One potential source of bias was the inclusion of only those individuals from the RISC cohort for whom liver enzyme testing was available. It is possible that these individuals may have represented a prognostically different cohort compared to those who did not have liver enzymes drawn. This is of particular importance, because the data show that associations between liver enzymes and the pathophysiologic components of glucose metabolism persist even in patients with normal liver enzymes. Another issue is the absence of hepatic imaging to assess the presence of NAFLD. In fact, several studies demonstrate that NAFLD is an independent risk factor for cardiovascular events. Additionally, NAFLD is strongly and independently associated with insulin resistance, type 2 diabetes, and metabolic syndrome. Whether elevated liver enzymes are primarily a reflection of NAFLD (and associated insulin resistance) or whether liver enzymes elevation is associated with insulin resistance independent of NAFLD remains unclear. We suspect that NAFLD, insulin resistance, and elevated liver enzymes are tightly inter-related and part of the spectrum of the same pathophysiologic processes.

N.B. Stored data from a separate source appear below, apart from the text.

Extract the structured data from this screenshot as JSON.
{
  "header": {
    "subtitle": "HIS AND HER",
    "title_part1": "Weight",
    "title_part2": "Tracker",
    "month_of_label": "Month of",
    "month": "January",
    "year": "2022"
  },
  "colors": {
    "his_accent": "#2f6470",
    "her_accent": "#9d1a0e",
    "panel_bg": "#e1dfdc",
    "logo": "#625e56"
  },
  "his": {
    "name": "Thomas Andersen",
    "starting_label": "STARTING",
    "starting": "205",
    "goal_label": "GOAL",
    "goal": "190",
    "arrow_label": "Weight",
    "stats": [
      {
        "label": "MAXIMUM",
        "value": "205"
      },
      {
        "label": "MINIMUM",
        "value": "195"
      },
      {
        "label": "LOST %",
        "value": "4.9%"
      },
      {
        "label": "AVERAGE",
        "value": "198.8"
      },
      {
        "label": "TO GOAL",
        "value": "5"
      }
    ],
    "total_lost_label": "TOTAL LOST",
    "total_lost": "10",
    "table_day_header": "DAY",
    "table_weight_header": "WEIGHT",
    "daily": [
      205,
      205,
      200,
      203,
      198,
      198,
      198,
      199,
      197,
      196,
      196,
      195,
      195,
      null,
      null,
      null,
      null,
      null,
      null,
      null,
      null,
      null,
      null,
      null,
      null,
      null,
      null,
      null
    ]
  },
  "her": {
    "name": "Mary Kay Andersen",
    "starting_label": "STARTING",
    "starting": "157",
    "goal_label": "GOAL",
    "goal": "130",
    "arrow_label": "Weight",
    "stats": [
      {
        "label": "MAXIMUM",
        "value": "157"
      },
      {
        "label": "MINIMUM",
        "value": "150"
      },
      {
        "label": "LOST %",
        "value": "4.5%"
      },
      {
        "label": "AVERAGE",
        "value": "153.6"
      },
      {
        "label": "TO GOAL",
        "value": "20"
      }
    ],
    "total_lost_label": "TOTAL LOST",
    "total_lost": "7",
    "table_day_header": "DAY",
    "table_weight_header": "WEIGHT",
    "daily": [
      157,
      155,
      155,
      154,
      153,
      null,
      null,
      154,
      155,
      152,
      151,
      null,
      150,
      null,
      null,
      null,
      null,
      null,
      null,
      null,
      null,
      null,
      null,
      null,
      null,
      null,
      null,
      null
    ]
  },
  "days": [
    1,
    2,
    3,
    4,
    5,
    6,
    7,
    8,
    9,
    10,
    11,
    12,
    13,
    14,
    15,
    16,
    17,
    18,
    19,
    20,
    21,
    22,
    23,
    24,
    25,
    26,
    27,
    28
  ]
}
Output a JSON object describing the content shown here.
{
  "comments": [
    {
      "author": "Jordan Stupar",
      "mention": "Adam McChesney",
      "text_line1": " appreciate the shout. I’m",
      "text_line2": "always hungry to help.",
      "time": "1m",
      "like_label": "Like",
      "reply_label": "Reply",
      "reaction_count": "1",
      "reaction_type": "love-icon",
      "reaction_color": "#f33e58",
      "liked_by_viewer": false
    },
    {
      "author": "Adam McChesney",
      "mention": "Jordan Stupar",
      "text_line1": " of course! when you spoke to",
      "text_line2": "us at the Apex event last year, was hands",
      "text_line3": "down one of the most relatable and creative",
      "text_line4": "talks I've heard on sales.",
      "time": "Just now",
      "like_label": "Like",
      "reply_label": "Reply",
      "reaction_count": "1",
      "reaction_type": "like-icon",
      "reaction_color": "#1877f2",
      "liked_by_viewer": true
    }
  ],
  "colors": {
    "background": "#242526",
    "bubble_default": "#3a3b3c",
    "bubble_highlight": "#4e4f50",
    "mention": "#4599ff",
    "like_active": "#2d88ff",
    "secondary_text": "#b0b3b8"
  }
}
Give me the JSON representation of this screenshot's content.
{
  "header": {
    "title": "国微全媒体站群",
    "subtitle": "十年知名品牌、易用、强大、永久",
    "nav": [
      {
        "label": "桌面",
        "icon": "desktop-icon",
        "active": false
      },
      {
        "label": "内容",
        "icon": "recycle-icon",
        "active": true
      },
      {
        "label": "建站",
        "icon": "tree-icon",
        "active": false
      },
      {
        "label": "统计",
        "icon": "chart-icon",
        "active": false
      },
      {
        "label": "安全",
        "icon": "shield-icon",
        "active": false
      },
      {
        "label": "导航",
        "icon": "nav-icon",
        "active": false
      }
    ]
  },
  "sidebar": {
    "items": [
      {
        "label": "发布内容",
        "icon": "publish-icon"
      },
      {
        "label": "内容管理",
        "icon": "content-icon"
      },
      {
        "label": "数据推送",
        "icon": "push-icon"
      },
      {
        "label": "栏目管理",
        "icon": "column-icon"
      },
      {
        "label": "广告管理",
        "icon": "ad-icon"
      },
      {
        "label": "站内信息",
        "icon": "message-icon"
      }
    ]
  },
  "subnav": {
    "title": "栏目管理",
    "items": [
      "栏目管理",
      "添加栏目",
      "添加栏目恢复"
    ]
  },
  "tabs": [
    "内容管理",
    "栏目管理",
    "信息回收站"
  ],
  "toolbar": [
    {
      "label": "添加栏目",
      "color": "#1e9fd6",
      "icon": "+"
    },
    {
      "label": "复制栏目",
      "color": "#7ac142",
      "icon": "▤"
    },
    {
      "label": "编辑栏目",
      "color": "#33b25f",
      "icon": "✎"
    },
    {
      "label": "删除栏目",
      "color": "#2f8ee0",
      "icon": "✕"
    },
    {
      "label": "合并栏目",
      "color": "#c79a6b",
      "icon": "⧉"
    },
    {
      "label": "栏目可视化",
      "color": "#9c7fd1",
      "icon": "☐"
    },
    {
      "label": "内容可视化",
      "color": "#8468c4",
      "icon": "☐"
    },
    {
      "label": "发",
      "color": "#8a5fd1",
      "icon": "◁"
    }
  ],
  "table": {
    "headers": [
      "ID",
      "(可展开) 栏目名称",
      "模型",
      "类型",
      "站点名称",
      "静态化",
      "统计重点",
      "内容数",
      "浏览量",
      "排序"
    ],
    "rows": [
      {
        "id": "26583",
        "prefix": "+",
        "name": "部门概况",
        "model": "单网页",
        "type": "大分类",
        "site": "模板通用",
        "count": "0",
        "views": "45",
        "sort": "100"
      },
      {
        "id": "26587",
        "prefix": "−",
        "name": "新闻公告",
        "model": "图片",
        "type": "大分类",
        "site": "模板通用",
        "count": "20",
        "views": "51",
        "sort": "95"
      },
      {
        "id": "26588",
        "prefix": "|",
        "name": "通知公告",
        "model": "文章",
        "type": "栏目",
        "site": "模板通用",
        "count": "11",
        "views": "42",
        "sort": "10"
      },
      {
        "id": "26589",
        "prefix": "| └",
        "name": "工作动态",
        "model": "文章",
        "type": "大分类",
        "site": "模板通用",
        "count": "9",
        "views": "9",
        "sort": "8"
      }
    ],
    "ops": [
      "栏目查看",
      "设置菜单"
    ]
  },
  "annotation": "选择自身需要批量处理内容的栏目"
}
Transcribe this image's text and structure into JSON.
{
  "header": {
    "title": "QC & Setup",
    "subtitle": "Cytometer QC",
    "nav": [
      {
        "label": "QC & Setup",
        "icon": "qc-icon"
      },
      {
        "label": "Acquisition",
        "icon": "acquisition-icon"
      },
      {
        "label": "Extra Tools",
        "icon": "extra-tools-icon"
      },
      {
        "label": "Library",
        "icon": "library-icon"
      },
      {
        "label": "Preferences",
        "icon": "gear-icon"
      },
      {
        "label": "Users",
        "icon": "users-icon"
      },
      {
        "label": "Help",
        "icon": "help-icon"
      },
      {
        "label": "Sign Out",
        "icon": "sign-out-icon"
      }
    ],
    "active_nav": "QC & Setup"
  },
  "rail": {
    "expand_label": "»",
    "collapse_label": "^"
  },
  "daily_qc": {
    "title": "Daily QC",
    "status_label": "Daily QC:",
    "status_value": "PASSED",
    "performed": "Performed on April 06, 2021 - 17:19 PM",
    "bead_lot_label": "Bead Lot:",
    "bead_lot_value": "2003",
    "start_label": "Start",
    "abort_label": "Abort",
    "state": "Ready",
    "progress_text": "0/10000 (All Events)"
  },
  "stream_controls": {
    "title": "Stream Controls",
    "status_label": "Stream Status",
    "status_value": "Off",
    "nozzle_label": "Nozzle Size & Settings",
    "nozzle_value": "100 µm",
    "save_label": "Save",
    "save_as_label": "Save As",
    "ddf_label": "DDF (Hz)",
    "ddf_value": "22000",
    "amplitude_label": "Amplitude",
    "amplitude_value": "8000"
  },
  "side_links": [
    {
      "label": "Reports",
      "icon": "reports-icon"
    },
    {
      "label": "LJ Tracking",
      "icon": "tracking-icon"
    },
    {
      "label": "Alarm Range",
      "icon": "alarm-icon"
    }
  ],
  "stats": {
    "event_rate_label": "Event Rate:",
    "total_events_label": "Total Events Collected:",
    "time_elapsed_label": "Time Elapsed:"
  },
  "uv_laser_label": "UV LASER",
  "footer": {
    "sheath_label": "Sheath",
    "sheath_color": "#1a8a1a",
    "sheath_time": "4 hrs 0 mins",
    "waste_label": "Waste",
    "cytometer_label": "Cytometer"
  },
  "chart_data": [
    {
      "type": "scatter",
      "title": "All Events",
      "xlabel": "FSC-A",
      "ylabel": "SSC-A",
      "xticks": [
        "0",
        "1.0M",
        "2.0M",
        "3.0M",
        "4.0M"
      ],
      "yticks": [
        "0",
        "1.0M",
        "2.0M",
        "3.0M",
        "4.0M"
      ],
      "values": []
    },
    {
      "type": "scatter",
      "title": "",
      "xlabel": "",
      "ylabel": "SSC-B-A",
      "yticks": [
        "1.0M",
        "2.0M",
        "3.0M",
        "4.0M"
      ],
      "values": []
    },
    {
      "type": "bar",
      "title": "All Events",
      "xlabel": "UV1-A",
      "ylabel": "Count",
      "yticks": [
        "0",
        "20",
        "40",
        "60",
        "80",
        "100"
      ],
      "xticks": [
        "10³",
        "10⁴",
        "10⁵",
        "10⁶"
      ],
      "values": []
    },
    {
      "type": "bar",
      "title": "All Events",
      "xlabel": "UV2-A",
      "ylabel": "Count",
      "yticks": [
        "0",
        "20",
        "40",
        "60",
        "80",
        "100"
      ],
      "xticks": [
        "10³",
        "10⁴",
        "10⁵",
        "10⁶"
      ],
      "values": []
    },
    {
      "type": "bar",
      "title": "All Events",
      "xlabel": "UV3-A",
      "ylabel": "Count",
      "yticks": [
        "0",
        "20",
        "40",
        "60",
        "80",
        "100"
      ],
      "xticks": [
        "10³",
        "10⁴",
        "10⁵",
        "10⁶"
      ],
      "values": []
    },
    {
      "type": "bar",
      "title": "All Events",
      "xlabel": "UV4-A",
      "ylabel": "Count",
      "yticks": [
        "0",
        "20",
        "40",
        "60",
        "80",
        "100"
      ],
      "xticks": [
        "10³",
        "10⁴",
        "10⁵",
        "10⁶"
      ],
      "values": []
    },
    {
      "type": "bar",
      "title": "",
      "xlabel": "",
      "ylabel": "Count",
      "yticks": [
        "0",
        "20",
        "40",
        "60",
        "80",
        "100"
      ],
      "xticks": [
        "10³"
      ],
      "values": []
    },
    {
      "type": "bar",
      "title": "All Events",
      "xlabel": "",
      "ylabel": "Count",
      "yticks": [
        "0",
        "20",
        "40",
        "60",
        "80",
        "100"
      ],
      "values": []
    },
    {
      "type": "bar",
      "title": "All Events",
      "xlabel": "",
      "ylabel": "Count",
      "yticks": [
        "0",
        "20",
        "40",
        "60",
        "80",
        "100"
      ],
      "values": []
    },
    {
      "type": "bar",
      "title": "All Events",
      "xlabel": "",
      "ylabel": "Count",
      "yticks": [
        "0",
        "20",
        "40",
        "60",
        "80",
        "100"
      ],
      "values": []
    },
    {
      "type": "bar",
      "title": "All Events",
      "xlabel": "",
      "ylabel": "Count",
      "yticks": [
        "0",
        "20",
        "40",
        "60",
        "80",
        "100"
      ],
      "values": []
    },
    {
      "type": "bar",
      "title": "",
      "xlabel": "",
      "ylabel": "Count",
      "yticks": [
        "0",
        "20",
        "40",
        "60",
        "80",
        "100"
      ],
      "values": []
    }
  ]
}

While these findings appear to be valid, it is unclear how to use this information in clinical practice. Specifically, should liver enzymes in asymptomatic “healthy” individuals be obtained to assess the risk of incident diabetes? Analogous to the measurement of C-reactive protein (CRP) levels to determine cardiovascular risk, predicting an increased risk for “incident diabetes” can have important positive and negative implications from a public health perspective. Early diabetes prediction and related preventive measures, such as lifestyle modification, could potentially result in lower rates of clinically overt diabetes as well as its complications, which could lead to a decrease in resource utilization longitudinally. Negative implications include inappropriate resource utilization and the potentially negative impact on the well-being of individuals who are now “labeled” with the possibility of an important chronic disease. Nonetheless, additional prospective data is needed for external validation of these important results. Furthermore, whether it is beneficial to institute lifestyle modification with the possible addition of metformin in a population of otherwise healthy patients with elevated liver enzymes for diabetes prevention is unclear. Multiple prospective trials have demonstrated the efficacy of lifestyle modification and metformin in preventing overt diabetes mellitus in those who are at high risk (defined as impaired glucose tolerance and elevated BMI) (17-19). For now, based on the results of this and other research, we believe that discovering abnormal liver enzymes or presence of NAFLD on an imaging study in asymptomatic individuals may predict insulin resistance and incident diabetes mellitus. This is especially important in individuals with obesity and additional risk factors for adverse cardiovascular outcomes.